First connections of REMBI with ARC and OMERO.

REMBI_image

Results

When following the suggested tasks file

  • Get OMERO running on the institutional instance.

  • Which part of the dataset can we directly see inside OMERO, which not? Any ideas for support?

    • No directory structure
    • xml files need to be added as attachment
      • This is because any non-bioformats compatible file needs to be added as an attachment.
  • Try adhering to REMBI for the metadata.

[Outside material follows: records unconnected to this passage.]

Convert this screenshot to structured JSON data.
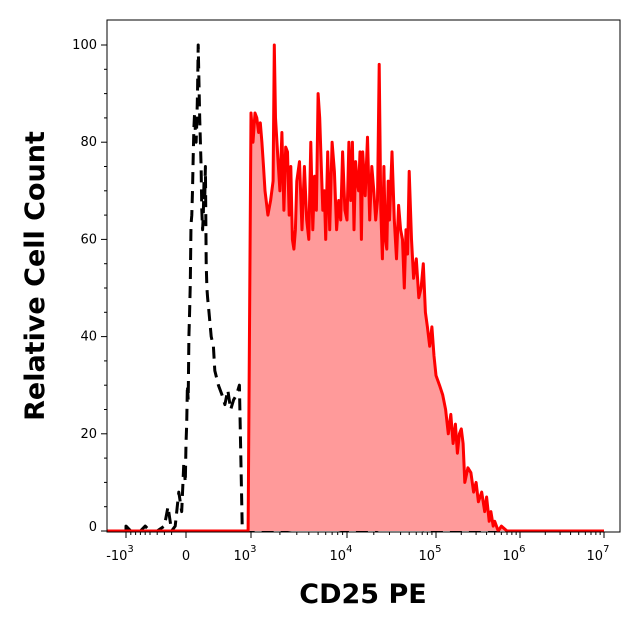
{
  "chart_data": {
    "type": "histogram",
    "xlabel": "CD25 PE",
    "ylabel": "Relative Cell Count",
    "x_scale": "biexponential",
    "ylim": [
      0,
      100
    ],
    "y_ticks": [
      {
        "value": 0,
        "label": "0"
      },
      {
        "value": 20,
        "label": "20"
      },
      {
        "value": 40,
        "label": "40"
      },
      {
        "value": 60,
        "label": "60"
      },
      {
        "value": 80,
        "label": "80"
      },
      {
        "value": 100,
        "label": "100"
      }
    ],
    "x_ticks": [
      {
        "value": -1000,
        "base": "-10",
        "exp": "3"
      },
      {
        "value": 0,
        "base": "0",
        "exp": ""
      },
      {
        "value": 1000,
        "base": "10",
        "exp": "3"
      },
      {
        "value": 10000,
        "base": "10",
        "exp": "4"
      },
      {
        "value": 100000,
        "base": "10",
        "exp": "5"
      },
      {
        "value": 1000000,
        "base": "10",
        "exp": "6"
      },
      {
        "value": 10000000,
        "base": "10",
        "exp": "7"
      }
    ],
    "series": [
      {
        "style": "dashed",
        "color": "#000000",
        "fill": "none",
        "points": [
          [
            -1500,
            0
          ],
          [
            -1000,
            0
          ],
          [
            -1000,
            1
          ],
          [
            -900,
            0
          ],
          [
            -700,
            0
          ],
          [
            -600,
            1
          ],
          [
            -500,
            0
          ],
          [
            -400,
            0
          ],
          [
            -300,
            1
          ],
          [
            -250,
            5
          ],
          [
            -200,
            0
          ],
          [
            -150,
            1
          ],
          [
            -100,
            8
          ],
          [
            -60,
            4
          ],
          [
            -30,
            14
          ],
          [
            -10,
            10
          ],
          [
            0,
            18
          ],
          [
            10,
            22
          ],
          [
            20,
            30
          ],
          [
            30,
            27
          ],
          [
            40,
            40
          ],
          [
            50,
            45
          ],
          [
            60,
            51
          ],
          [
            70,
            63
          ],
          [
            80,
            65
          ],
          [
            90,
            70
          ],
          [
            100,
            77
          ],
          [
            110,
            83
          ],
          [
            120,
            86
          ],
          [
            130,
            82
          ],
          [
            140,
            80
          ],
          [
            150,
            84
          ],
          [
            160,
            90
          ],
          [
            170,
            100
          ],
          [
            180,
            92
          ],
          [
            190,
            85
          ],
          [
            200,
            80
          ],
          [
            210,
            75
          ],
          [
            220,
            66
          ],
          [
            230,
            62
          ],
          [
            240,
            65
          ],
          [
            250,
            72
          ],
          [
            260,
            68
          ],
          [
            270,
            75
          ],
          [
            280,
            55
          ],
          [
            290,
            50
          ],
          [
            300,
            48
          ],
          [
            320,
            45
          ],
          [
            350,
            40
          ],
          [
            380,
            38
          ],
          [
            400,
            33
          ],
          [
            450,
            30
          ],
          [
            500,
            28
          ],
          [
            550,
            26
          ],
          [
            600,
            29
          ],
          [
            650,
            25
          ],
          [
            700,
            27
          ],
          [
            750,
            28
          ],
          [
            800,
            30
          ],
          [
            850,
            0
          ],
          [
            1000,
            0
          ],
          [
            2000,
            0
          ],
          [
            5000,
            1
          ],
          [
            10000,
            0
          ],
          [
            20000,
            0
          ],
          [
            30000,
            1
          ],
          [
            100000,
            0
          ],
          [
            200000,
            0
          ],
          [
            10000000,
            0
          ]
        ]
      },
      {
        "style": "solid",
        "color": "#ff0000",
        "fill": "#ff9a9a",
        "points": [
          [
            -1500,
            0
          ],
          [
            500,
            0
          ],
          [
            800,
            0
          ],
          [
            950,
            0
          ],
          [
            1000,
            86
          ],
          [
            1050,
            80
          ],
          [
            1100,
            86
          ],
          [
            1150,
            85
          ],
          [
            1200,
            82
          ],
          [
            1250,
            84
          ],
          [
            1300,
            80
          ],
          [
            1350,
            75
          ],
          [
            1400,
            70
          ],
          [
            1500,
            65
          ],
          [
            1600,
            68
          ],
          [
            1700,
            72
          ],
          [
            1750,
            100
          ],
          [
            1800,
            85
          ],
          [
            1900,
            77
          ],
          [
            2000,
            70
          ],
          [
            2100,
            82
          ],
          [
            2200,
            66
          ],
          [
            2300,
            79
          ],
          [
            2400,
            78
          ],
          [
            2500,
            65
          ],
          [
            2600,
            75
          ],
          [
            2700,
            60
          ],
          [
            2800,
            58
          ],
          [
            2900,
            62
          ],
          [
            3000,
            72
          ],
          [
            3200,
            76
          ],
          [
            3400,
            62
          ],
          [
            3600,
            75
          ],
          [
            3800,
            64
          ],
          [
            4000,
            60
          ],
          [
            4200,
            80
          ],
          [
            4400,
            62
          ],
          [
            4600,
            73
          ],
          [
            4800,
            66
          ],
          [
            5000,
            90
          ],
          [
            5200,
            85
          ],
          [
            5400,
            75
          ],
          [
            5600,
            66
          ],
          [
            5800,
            70
          ],
          [
            6000,
            60
          ],
          [
            6300,
            78
          ],
          [
            6600,
            62
          ],
          [
            7000,
            80
          ],
          [
            7400,
            74
          ],
          [
            7800,
            62
          ],
          [
            8200,
            68
          ],
          [
            8600,
            64
          ],
          [
            9000,
            78
          ],
          [
            9500,
            66
          ],
          [
            10000,
            64
          ],
          [
            10500,
            80
          ],
          [
            11000,
            68
          ],
          [
            11500,
            80
          ],
          [
            12000,
            62
          ],
          [
            12500,
            76
          ],
          [
            13000,
            72
          ],
          [
            13500,
            70
          ],
          [
            14000,
            78
          ],
          [
            14500,
            60
          ],
          [
            15000,
            78
          ],
          [
            16000,
            69
          ],
          [
            17000,
            81
          ],
          [
            18000,
            64
          ],
          [
            19000,
            75
          ],
          [
            20000,
            70
          ],
          [
            21000,
            64
          ],
          [
            22000,
            68
          ],
          [
            23000,
            96
          ],
          [
            24000,
            66
          ],
          [
            25000,
            56
          ],
          [
            26000,
            75
          ],
          [
            27000,
            60
          ],
          [
            28000,
            58
          ],
          [
            29000,
            72
          ],
          [
            30000,
            64
          ],
          [
            32000,
            78
          ],
          [
            34000,
            64
          ],
          [
            36000,
            56
          ],
          [
            38000,
            67
          ],
          [
            40000,
            62
          ],
          [
            42000,
            60
          ],
          [
            44000,
            50
          ],
          [
            46000,
            62
          ],
          [
            48000,
            57
          ],
          [
            50000,
            74
          ],
          [
            53000,
            60
          ],
          [
            56000,
            52
          ],
          [
            60000,
            56
          ],
          [
            64000,
            48
          ],
          [
            68000,
            50
          ],
          [
            72000,
            55
          ],
          [
            76000,
            45
          ],
          [
            80000,
            42
          ],
          [
            85000,
            38
          ],
          [
            90000,
            42
          ],
          [
            95000,
            36
          ],
          [
            100000,
            32
          ],
          [
            110000,
            30
          ],
          [
            120000,
            28
          ],
          [
            130000,
            25
          ],
          [
            140000,
            20
          ],
          [
            150000,
            24
          ],
          [
            160000,
            18
          ],
          [
            170000,
            22
          ],
          [
            180000,
            16
          ],
          [
            190000,
            20
          ],
          [
            200000,
            21
          ],
          [
            210000,
            18
          ],
          [
            220000,
            10
          ],
          [
            240000,
            13
          ],
          [
            260000,
            12
          ],
          [
            280000,
            8
          ],
          [
            300000,
            10
          ],
          [
            320000,
            6
          ],
          [
            350000,
            8
          ],
          [
            380000,
            4
          ],
          [
            400000,
            7
          ],
          [
            430000,
            2
          ],
          [
            450000,
            4
          ],
          [
            480000,
            1
          ],
          [
            500000,
            2
          ],
          [
            550000,
            0
          ],
          [
            600000,
            1
          ],
          [
            700000,
            0
          ],
          [
            1000000,
            0
          ],
          [
            2000000,
            0
          ],
          [
            5000000,
            0
          ],
          [
            10000000,
            0
          ]
        ]
      }
    ]
  }
}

    • Filling a REMBI template based on CAi experience (@VAFuchs, @Tom-TBT) for the imaging ARC created by CEPLAS Data Science and Management (@andreaschrader).
    • Respective plant-specific metadata including the meta data used in ARC and following the ISA model, has been selected before for the plant science ARC from ontologies using the DataPLANT Swate tool as well as the linked data server Ontobee as outlined here.
    • The CAi team at HHU Düsseldorf and the respective CAi procedure furthermore suggests the following resources when selecting for REMBI metadata: Selection rules for the right onotology, an annotator tool and the EMBL-EBI Ontology Lookup Service.
  • Which steps are necessary to achieve automatic import?

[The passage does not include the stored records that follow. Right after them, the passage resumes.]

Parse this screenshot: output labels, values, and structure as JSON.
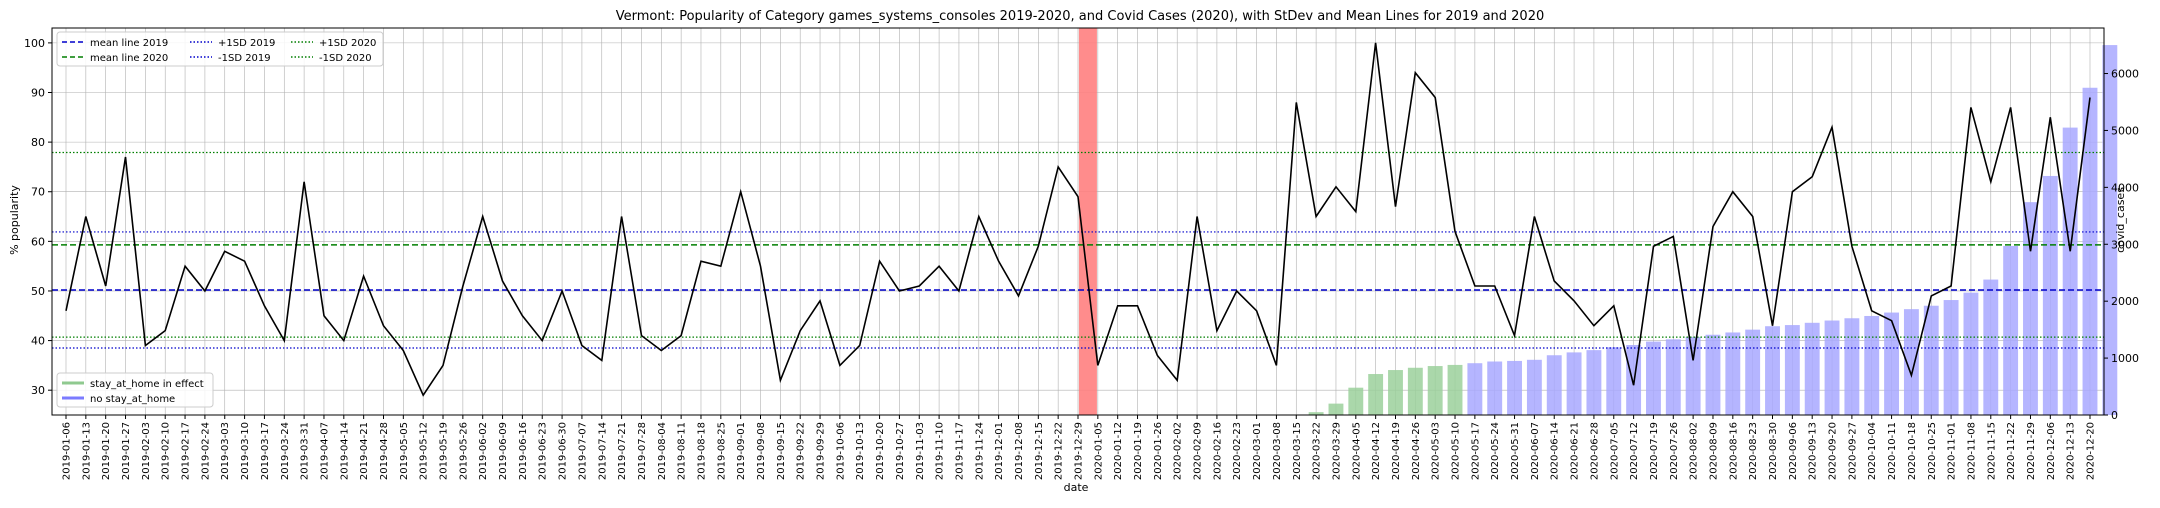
{
  "chart_data": {
    "type": "bar",
    "title": "Vermont: Popularity of Category games_systems_consoles 2019-2020, and Covid Cases (2020), with StDev and Mean Lines for 2019 and 2020",
    "xlabel": "date",
    "ylabel": "% popularity",
    "y2label": "covid_cases",
    "ylim": [
      25,
      103
    ],
    "y2lim": [
      0,
      6800
    ],
    "yticks": [
      30,
      40,
      50,
      60,
      70,
      80,
      90,
      100
    ],
    "y2ticks": [
      0,
      1000,
      2000,
      3000,
      4000,
      5000,
      6000
    ],
    "grid": true,
    "legend_lines_position": "top-left",
    "legend_bars_position": "bottom-left",
    "dates": [
      "2019-01-06",
      "2019-01-13",
      "2019-01-20",
      "2019-01-27",
      "2019-02-03",
      "2019-02-10",
      "2019-02-17",
      "2019-02-24",
      "2019-03-03",
      "2019-03-10",
      "2019-03-17",
      "2019-03-24",
      "2019-03-31",
      "2019-04-07",
      "2019-04-14",
      "2019-04-21",
      "2019-04-28",
      "2019-05-05",
      "2019-05-12",
      "2019-05-19",
      "2019-05-26",
      "2019-06-02",
      "2019-06-09",
      "2019-06-16",
      "2019-06-23",
      "2019-06-30",
      "2019-07-07",
      "2019-07-14",
      "2019-07-21",
      "2019-07-28",
      "2019-08-04",
      "2019-08-11",
      "2019-08-18",
      "2019-08-25",
      "2019-09-01",
      "2019-09-08",
      "2019-09-15",
      "2019-09-22",
      "2019-09-29",
      "2019-10-06",
      "2019-10-13",
      "2019-10-20",
      "2019-10-27",
      "2019-11-03",
      "2019-11-10",
      "2019-11-17",
      "2019-11-24",
      "2019-12-01",
      "2019-12-08",
      "2019-12-15",
      "2019-12-22",
      "2019-12-29",
      "2020-01-05",
      "2020-01-12",
      "2020-01-19",
      "2020-01-26",
      "2020-02-02",
      "2020-02-09",
      "2020-02-16",
      "2020-02-23",
      "2020-03-01",
      "2020-03-08",
      "2020-03-15",
      "2020-03-22",
      "2020-03-29",
      "2020-04-05",
      "2020-04-12",
      "2020-04-19",
      "2020-04-26",
      "2020-05-03",
      "2020-05-10",
      "2020-05-17",
      "2020-05-24",
      "2020-05-31",
      "2020-06-07",
      "2020-06-14",
      "2020-06-21",
      "2020-06-28",
      "2020-07-05",
      "2020-07-12",
      "2020-07-19",
      "2020-07-26",
      "2020-08-02",
      "2020-08-09",
      "2020-08-16",
      "2020-08-23",
      "2020-08-30",
      "2020-09-06",
      "2020-09-13",
      "2020-09-20",
      "2020-09-27",
      "2020-10-04",
      "2020-10-11",
      "2020-10-18",
      "2020-10-25",
      "2020-11-01",
      "2020-11-08",
      "2020-11-15",
      "2020-11-22",
      "2020-11-29",
      "2020-12-06",
      "2020-12-13",
      "2020-12-20"
    ],
    "tick_labels": [
      "2019-01-06",
      "2019-01-13",
      "2019-01-20",
      "2019-01-27",
      "2019-02-03",
      "2019-02-10",
      "2019-02-17",
      "2019-02-24",
      "2019-03-03",
      "2019-03-10",
      "2019-03-17",
      "2019-03-24",
      "2019-03-31",
      "2019-04-07",
      "2019-04-14",
      "2019-04-21",
      "2019-04-28",
      "2019-05-05",
      "2019-05-12",
      "2019-05-19",
      "2019-05-26",
      "2019-06-02",
      "2019-06-09",
      "2019-06-16",
      "2019-06-23",
      "2019-06-30",
      "2019-07-07",
      "2019-07-14",
      "2019-07-21",
      "2019-07-28",
      "2019-08-04",
      "2019-08-11",
      "2019-08-18",
      "2019-08-25",
      "2019-09-01",
      "2019-09-08",
      "2019-09-15",
      "2019-09-22",
      "2019-09-29",
      "2019-10-06",
      "2019-10-13",
      "2019-10-20",
      "2019-10-27",
      "2019-11-03",
      "2019-11-10",
      "2019-11-17",
      "2019-11-24",
      "2019-12-01",
      "2019-12-08",
      "2019-12-15",
      "2019-12-22",
      "2019-12-29",
      "2020-01-05",
      "2020-01-12",
      "2020-01-19",
      "2020-01-26",
      "2020-02-02",
      "2020-02-09",
      "2020-02-16",
      "2020-02-23",
      "2020-03-01",
      "2020-03-08",
      "2020-03-15",
      "2020-03-22",
      "2020-03-29",
      "2020-04-05",
      "2020-04-12",
      "2020-04-19",
      "2020-04-26",
      "2020-05-03",
      "2020-05-10",
      "2020-05-17",
      "2020-05-24",
      "2020-05-31",
      "2020-06-07",
      "2020-06-14",
      "2020-06-21",
      "2020-06-28",
      "2020-07-05",
      "2020-07-12",
      "2020-07-19",
      "2020-07-26",
      "2020-08-02",
      "2020-08-09",
      "2020-08-16",
      "2020-08-23",
      "2020-08-30",
      "2020-09-06",
      "2020-09-13",
      "2020-09-20",
      "2020-09-27",
      "2020-10-04",
      "2020-10-11",
      "2020-10-18",
      "2020-10-25",
      "2020-11-01",
      "2020-11-08",
      "2020-11-15",
      "2020-11-22",
      "2020-11-29",
      "2020-12-06",
      "2020-12-13",
      "2020-12-20"
    ],
    "popularity": [
      46,
      65,
      51,
      77,
      39,
      42,
      55,
      50,
      58,
      56,
      47,
      40,
      72,
      45,
      40,
      53,
      43,
      38,
      29,
      35,
      51,
      65,
      52,
      45,
      40,
      50,
      39,
      36,
      65,
      41,
      38,
      41,
      56,
      55,
      70,
      55,
      32,
      42,
      48,
      35,
      39,
      56,
      50,
      51,
      55,
      50,
      65,
      56,
      49,
      59,
      75,
      69,
      35,
      47,
      47,
      37,
      32,
      65,
      42,
      50,
      46,
      35,
      88,
      65,
      71,
      66,
      100,
      67,
      94,
      89,
      62,
      51,
      51,
      41,
      65,
      52,
      48,
      43,
      47,
      31,
      59,
      61,
      36,
      63,
      70,
      65,
      43,
      70,
      73,
      83,
      59,
      46,
      44,
      33,
      49,
      51,
      87,
      72,
      87,
      58,
      85,
      58,
      89
    ],
    "covid_cases": [
      0,
      0,
      0,
      0,
      0,
      0,
      0,
      0,
      0,
      0,
      0,
      0,
      0,
      0,
      0,
      0,
      0,
      0,
      0,
      0,
      0,
      0,
      0,
      0,
      0,
      0,
      0,
      0,
      0,
      0,
      0,
      0,
      0,
      0,
      0,
      0,
      0,
      0,
      0,
      0,
      0,
      0,
      0,
      0,
      0,
      0,
      0,
      0,
      0,
      0,
      0,
      0,
      0,
      0,
      0,
      0,
      0,
      0,
      0,
      0,
      0,
      0,
      0,
      50,
      200,
      480,
      720,
      790,
      830,
      860,
      880,
      910,
      940,
      950,
      970,
      1050,
      1100,
      1140,
      1190,
      1230,
      1290,
      1330,
      1370,
      1410,
      1450,
      1500,
      1560,
      1580,
      1620,
      1660,
      1700,
      1740,
      1800,
      1860,
      1920,
      2020,
      2150,
      2380,
      2970,
      3740,
      4200,
      5050,
      5750,
      6500
    ],
    "stay_at_home_in_effect": [
      false,
      false,
      false,
      false,
      false,
      false,
      false,
      false,
      false,
      false,
      false,
      false,
      false,
      false,
      false,
      false,
      false,
      false,
      false,
      false,
      false,
      false,
      false,
      false,
      false,
      false,
      false,
      false,
      false,
      false,
      false,
      false,
      false,
      false,
      false,
      false,
      false,
      false,
      false,
      false,
      false,
      false,
      false,
      false,
      false,
      false,
      false,
      false,
      false,
      false,
      false,
      false,
      false,
      false,
      false,
      false,
      false,
      false,
      false,
      false,
      false,
      false,
      false,
      true,
      true,
      true,
      true,
      true,
      true,
      true,
      true,
      false,
      false,
      false,
      false,
      false,
      false,
      false,
      false,
      false,
      false,
      false,
      false,
      false,
      false,
      false,
      false,
      false,
      false,
      false,
      false,
      false,
      false,
      false,
      false,
      false,
      false,
      false,
      false,
      false,
      false,
      false,
      false
    ],
    "year_boundary_marker": "2019-12-29",
    "reference_lines": {
      "mean_2019": 50.2,
      "mean_2020": 59.3,
      "plus_1sd_2019": 61.9,
      "minus_1sd_2019": 38.5,
      "plus_1sd_2020": 77.9,
      "minus_1sd_2020": 40.7
    },
    "legend_lines": [
      {
        "label": "mean line 2019",
        "color": "#0000cc",
        "dash": "dashed"
      },
      {
        "label": "mean line 2020",
        "color": "#007f00",
        "dash": "dashed"
      },
      {
        "label": "+1SD 2019",
        "color": "#0000cc",
        "dash": "dotted"
      },
      {
        "label": "-1SD 2019",
        "color": "#0000cc",
        "dash": "dotted"
      },
      {
        "label": "+1SD 2020",
        "color": "#007f00",
        "dash": "dotted"
      },
      {
        "label": "-1SD 2020",
        "color": "#007f00",
        "dash": "dotted"
      }
    ],
    "legend_bars": [
      {
        "label": "stay_at_home in effect",
        "color": "#8fc98f"
      },
      {
        "label": "no stay_at_home",
        "color": "#7b7bff"
      }
    ],
    "colors": {
      "popularity_line": "#000000",
      "bar_stay_at_home": "#9bd09b",
      "bar_no_stay_at_home": "#a8a8ff",
      "marker": "#ff7f7f",
      "grid": "#b0b0b0"
    }
  }
}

    • Outline strategies for mapping of microscopy related metadata (including REMBI aligned metadata) between ARC and OMERO.

Questions

  • Should REMBI go into an ARC?
  • Can we map ARC metadata to a REMBI template?
  • Can we cherrypick the metadata of the ARC to extract the REMBI aligned metadata?
  • Find out which metadata is required when submitting to an imaging repository that expect users to use REMBI?

Progress

  • Everyone got more acquainted with the concepts and tools

    • guidance for OMERO, learned about REMBI template used @CAi, navigated in an ARC, explored possibilities in Swate and discussed about the use of templates and appropriate ontology.
    • Still some installations are required.
  • Started documentation of the current state of the art and the steps done for this topic at the Cologne Hackathon.

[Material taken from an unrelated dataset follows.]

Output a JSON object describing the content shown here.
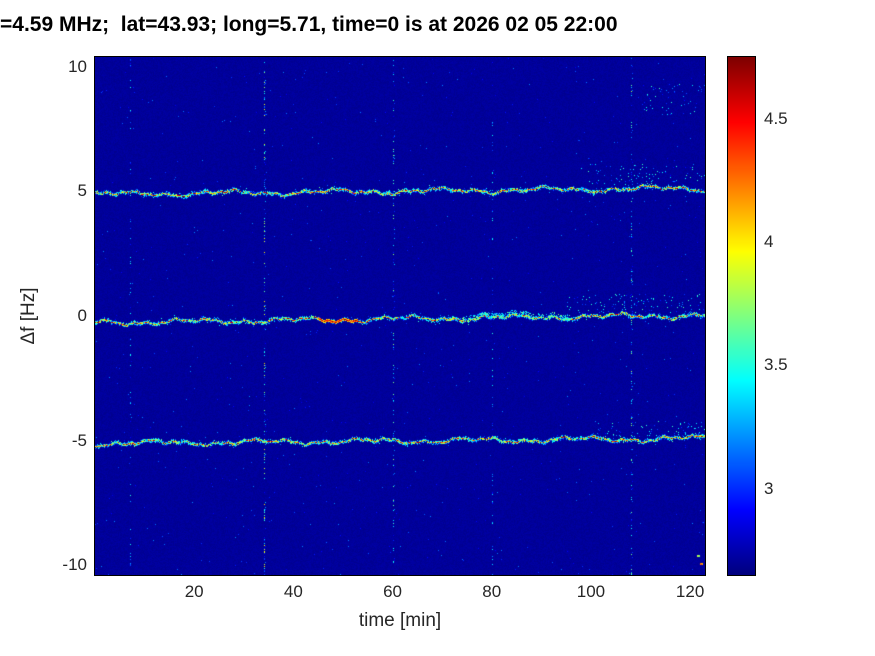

  • Collected possible issues for OMERO-ARC users:

    • How to import images/stacks in OMERO
    • Organization of data in OMERO (project/dataset compared to tags vs. key-value-pairs) for easier mapping to and from ARC.
  • related to the omero-arc-exporter: How to handle "tags" in OMERO -> selection of metadata (subsets) for an ARC

  • Possible combination of workflows and runs triggered from an ARC with OMERO and tools consuming input data from OMERO, retrieving output data and exporting this again into an ARC. Does this make sense?

Started bringing a dataset from the example ARC into OMERO.

The final report at the last day of the hackathon for the REMBI-Mapping topic can be found here.

Outlook

  • Using @Tom-TBT's "Import KV from csv" in OMERO to import the key-value pairs from csv files extracted from an ARC-style isa.investigation.xlsx with @pzentis's isaToKVP script script

  • Go the reverse way, i.e. do all above steps for export out of OMERO into structure

Continue in particular with the REMBI - ARC mapping initiative towards RDM-compliant bioimaging metadata in ARCs as part of the OMERO-ARC project at the upcoming de.NBI hackathon in Bielfeld. Work in this group was also preparatory work for this upcoming hackathon.

Moreover, focus on technical implementations enabling OMERO-ARC interoperability of RDM-compliant metadata.